Вам – пращуров деревья
И кладбищ теснота;
Нам вольные кочевья
Судила Красота.
Вседневная измена,
Вседневный новый стан…[87 - Эта и следующая цитаты – из стихотворения В. И. Иванова «Кочевники красоты» из книги «Прозрачность» (СС, I, 778).]

И тут же правдивая муза заставляла певца, мятежника против культурного предания, присовокупить:

Безвыходного плена
Блуждающий обман.

О, для культа должно покидать насиженные места и деревья пращуров:

Братья, уйдем в сумрак дубрав священных…
Чадам богов посох изгнанья легок,
Новой любви расцветший тирс…

Широка цветоносная земля и много светлых полян по ней

– ждут наших уст приникших
И с дифирамбом дружных ног…[88 - Эта и следующая цитаты – из стихотворения В. И. Иванова «Земля» (из книги «Кормчие звезды») (СС, I, 550–551).]

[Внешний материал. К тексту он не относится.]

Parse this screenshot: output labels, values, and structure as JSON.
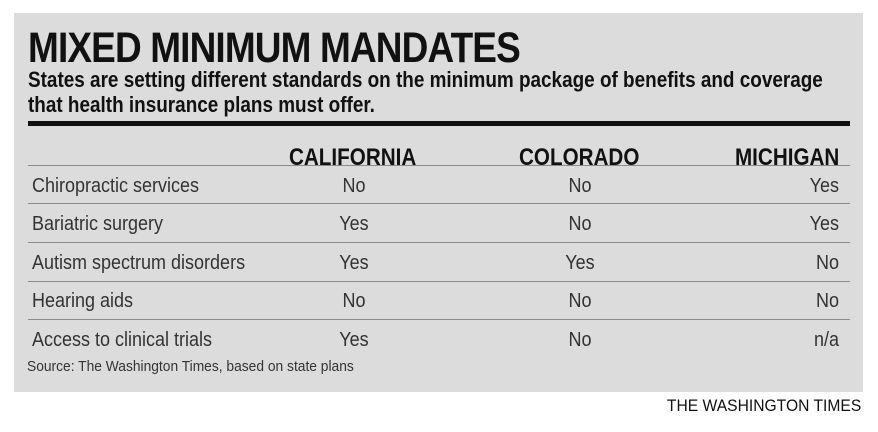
{
  "title": "MIXED MINIMUM MANDATES",
  "subtitle": "States are setting different standards on the minimum package of benefits and coverage that health insurance plans must offer.",
  "source": "Source: The Washington Times, based on state plans",
  "credit": "THE WASHINGTON TIMES",
  "colors": {
    "panel": "#dcdcdc",
    "rule": "#111111",
    "row_line": "#8a8a8a"
  },
  "chart_data": {
    "type": "table",
    "columns": [
      "CALIFORNIA",
      "COLORADO",
      "MICHIGAN"
    ],
    "rows": [
      {
        "label": "Chiropractic services",
        "values": [
          "No",
          "No",
          "Yes"
        ]
      },
      {
        "label": "Bariatric surgery",
        "values": [
          "Yes",
          "No",
          "Yes"
        ]
      },
      {
        "label": "Autism spectrum disorders",
        "values": [
          "Yes",
          "Yes",
          "No"
        ]
      },
      {
        "label": "Hearing aids",
        "values": [
          "No",
          "No",
          "No"
        ]
      },
      {
        "label": "Access to clinical trials",
        "values": [
          "Yes",
          "No",
          "n/a"
        ]
      }
    ]
  }
}
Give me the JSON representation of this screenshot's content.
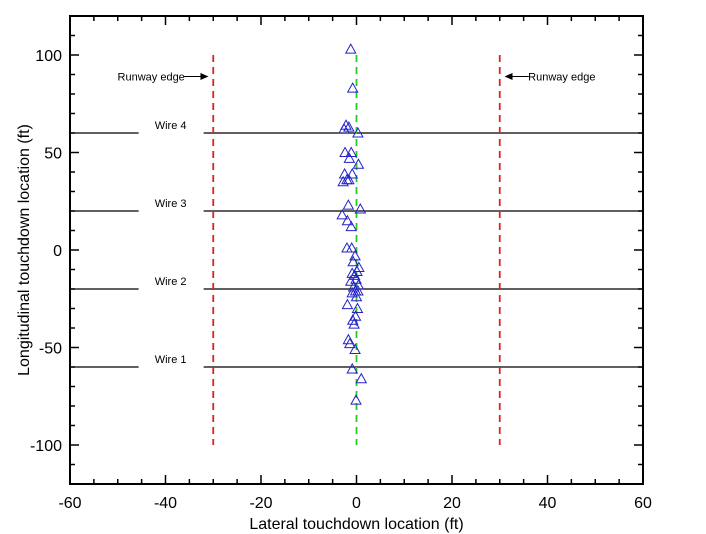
{
  "chart_data": {
    "type": "scatter",
    "xlabel": "Lateral touchdown location (ft)",
    "ylabel": "Longitudinal touchdown location (ft)",
    "xlim": [
      -60,
      60
    ],
    "ylim": [
      -120,
      120
    ],
    "xticks": [
      -60,
      -40,
      -20,
      0,
      20,
      40,
      60
    ],
    "yticks": [
      -100,
      -50,
      0,
      50,
      100
    ],
    "grid": false,
    "marker": "triangle-open",
    "marker_color": "#2323c8",
    "points": [
      [
        -1.2,
        103
      ],
      [
        -0.8,
        83
      ],
      [
        -2.2,
        64
      ],
      [
        -2.6,
        62
      ],
      [
        -1.6,
        63
      ],
      [
        0.3,
        60
      ],
      [
        -2.4,
        50
      ],
      [
        -1.1,
        50
      ],
      [
        -1.5,
        47
      ],
      [
        0.4,
        44
      ],
      [
        -2.5,
        39
      ],
      [
        -0.9,
        39
      ],
      [
        -2.0,
        36
      ],
      [
        -2.8,
        35
      ],
      [
        -1.6,
        36
      ],
      [
        -1.7,
        23
      ],
      [
        0.8,
        21
      ],
      [
        -3.0,
        18
      ],
      [
        -1.9,
        15
      ],
      [
        -1.1,
        12
      ],
      [
        -2.0,
        1
      ],
      [
        -1.0,
        1
      ],
      [
        -0.3,
        -3
      ],
      [
        -0.7,
        -6
      ],
      [
        0.5,
        -9
      ],
      [
        0.1,
        -11
      ],
      [
        -0.9,
        -12
      ],
      [
        -0.4,
        -13
      ],
      [
        -0.1,
        -15
      ],
      [
        -1.2,
        -16
      ],
      [
        0.4,
        -18
      ],
      [
        -0.6,
        -19
      ],
      [
        -0.2,
        -21
      ],
      [
        0.3,
        -21
      ],
      [
        -0.9,
        -22
      ],
      [
        0.0,
        -24
      ],
      [
        -1.9,
        -28
      ],
      [
        0.2,
        -30
      ],
      [
        -0.2,
        -34
      ],
      [
        -0.8,
        -36
      ],
      [
        -0.5,
        -38
      ],
      [
        -1.7,
        -46
      ],
      [
        -1.4,
        -48
      ],
      [
        -0.3,
        -51
      ],
      [
        -0.9,
        -61
      ],
      [
        1.0,
        -66
      ],
      [
        -0.1,
        -77
      ]
    ],
    "reference_lines": {
      "runway_edges": {
        "x": [
          -30,
          30
        ],
        "y_range": [
          -100,
          100
        ],
        "color": "#dd2222",
        "style": "dashed"
      },
      "centerline": {
        "x": 0,
        "y_range": [
          -100,
          100
        ],
        "color": "#22cc22",
        "style": "dashed"
      },
      "wires": [
        {
          "label": "Wire 4",
          "y": 60,
          "label_x": -45
        },
        {
          "label": "Wire 3",
          "y": 20,
          "label_x": -45
        },
        {
          "label": "Wire 2",
          "y": -20,
          "label_x": -45
        },
        {
          "label": "Wire 1",
          "y": -60,
          "label_x": -45
        }
      ]
    },
    "annotations": [
      {
        "text": "Runway edge",
        "x": -43,
        "y": 89,
        "arrow_to_x": -31,
        "side": "left"
      },
      {
        "text": "Runway edge",
        "x": 43,
        "y": 89,
        "arrow_to_x": 31,
        "side": "right"
      }
    ]
  }
}
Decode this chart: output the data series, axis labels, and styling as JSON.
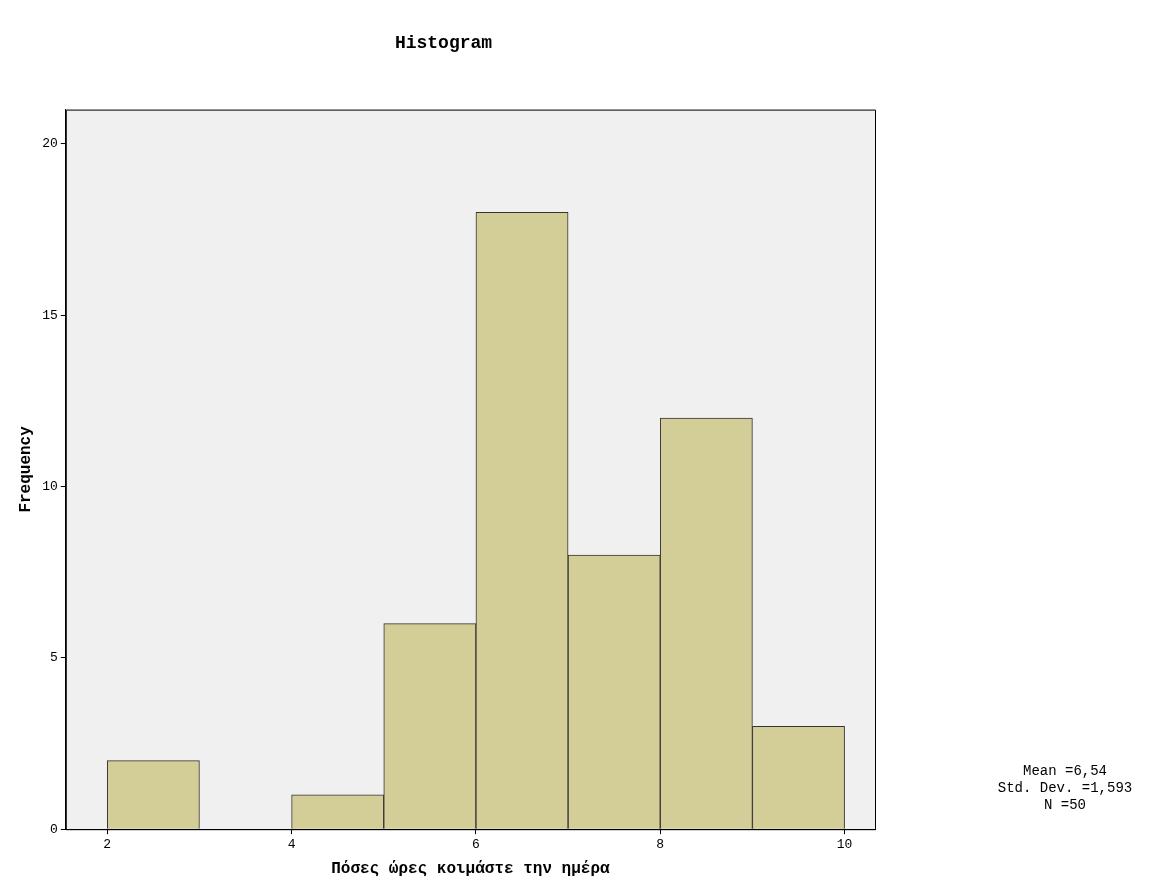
{
  "chart_data": {
    "type": "histogram",
    "title": "Histogram",
    "xlabel": "Πόσες ώρες κοιμάστε την ημέρα",
    "ylabel": "Frequency",
    "bins": [
      2,
      3,
      4,
      5,
      6,
      7,
      8,
      9,
      10
    ],
    "values": [
      2,
      0,
      1,
      6,
      18,
      8,
      12,
      3
    ],
    "color": "#d3ce97",
    "xlim": [
      1.55,
      10.33
    ],
    "xticks": [
      2,
      4,
      6,
      8,
      10
    ],
    "ylim": [
      0,
      21
    ],
    "yticks": [
      0,
      5,
      10,
      15,
      20
    ],
    "grid": false,
    "legend": false,
    "annotations": [
      "Mean =6,54",
      "Std. Dev. =1,593",
      "N =50"
    ]
  }
}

Так будет, дорогой друг мой, хотя и нет еще знамений такого обращения. Культура обратится в культ Бога и Земли. Но это будет чудом Памяти, – Перво-Памяти человечества. Внутренне культура не однородна, как не едина вечность, как множествен и состав человеческой личности.

Движутся в море глубоком моря, те к зарям, те – к закатам;
Поверх волны стремятся на полдень, ниже на полночь;
Разно текущих потоков не мало в темной пучине,
И в океане пурпурном подводные катятся реки.[89 - Из стихотворения В. И. Иванова «Сон Мелампа», посвященного Максимилиану Волошину и включенному в книгу «Cor ardens» (СС, II, 295).]

Так и в культуре есть сокровенное движение, влекущее нас к первоистокам жизни. Будет эпоха великого, радостного, все постигающего возврата. Тогда забьют промеж старых плит студеные ключи, и кусты роз прозябнут из серых гробниц. Но чтобы скорее дожить до этого дня, дальше и дальше надлежит идти, а не обращаться вспять: отступление только замедлило бы замкнутие кольца вечности.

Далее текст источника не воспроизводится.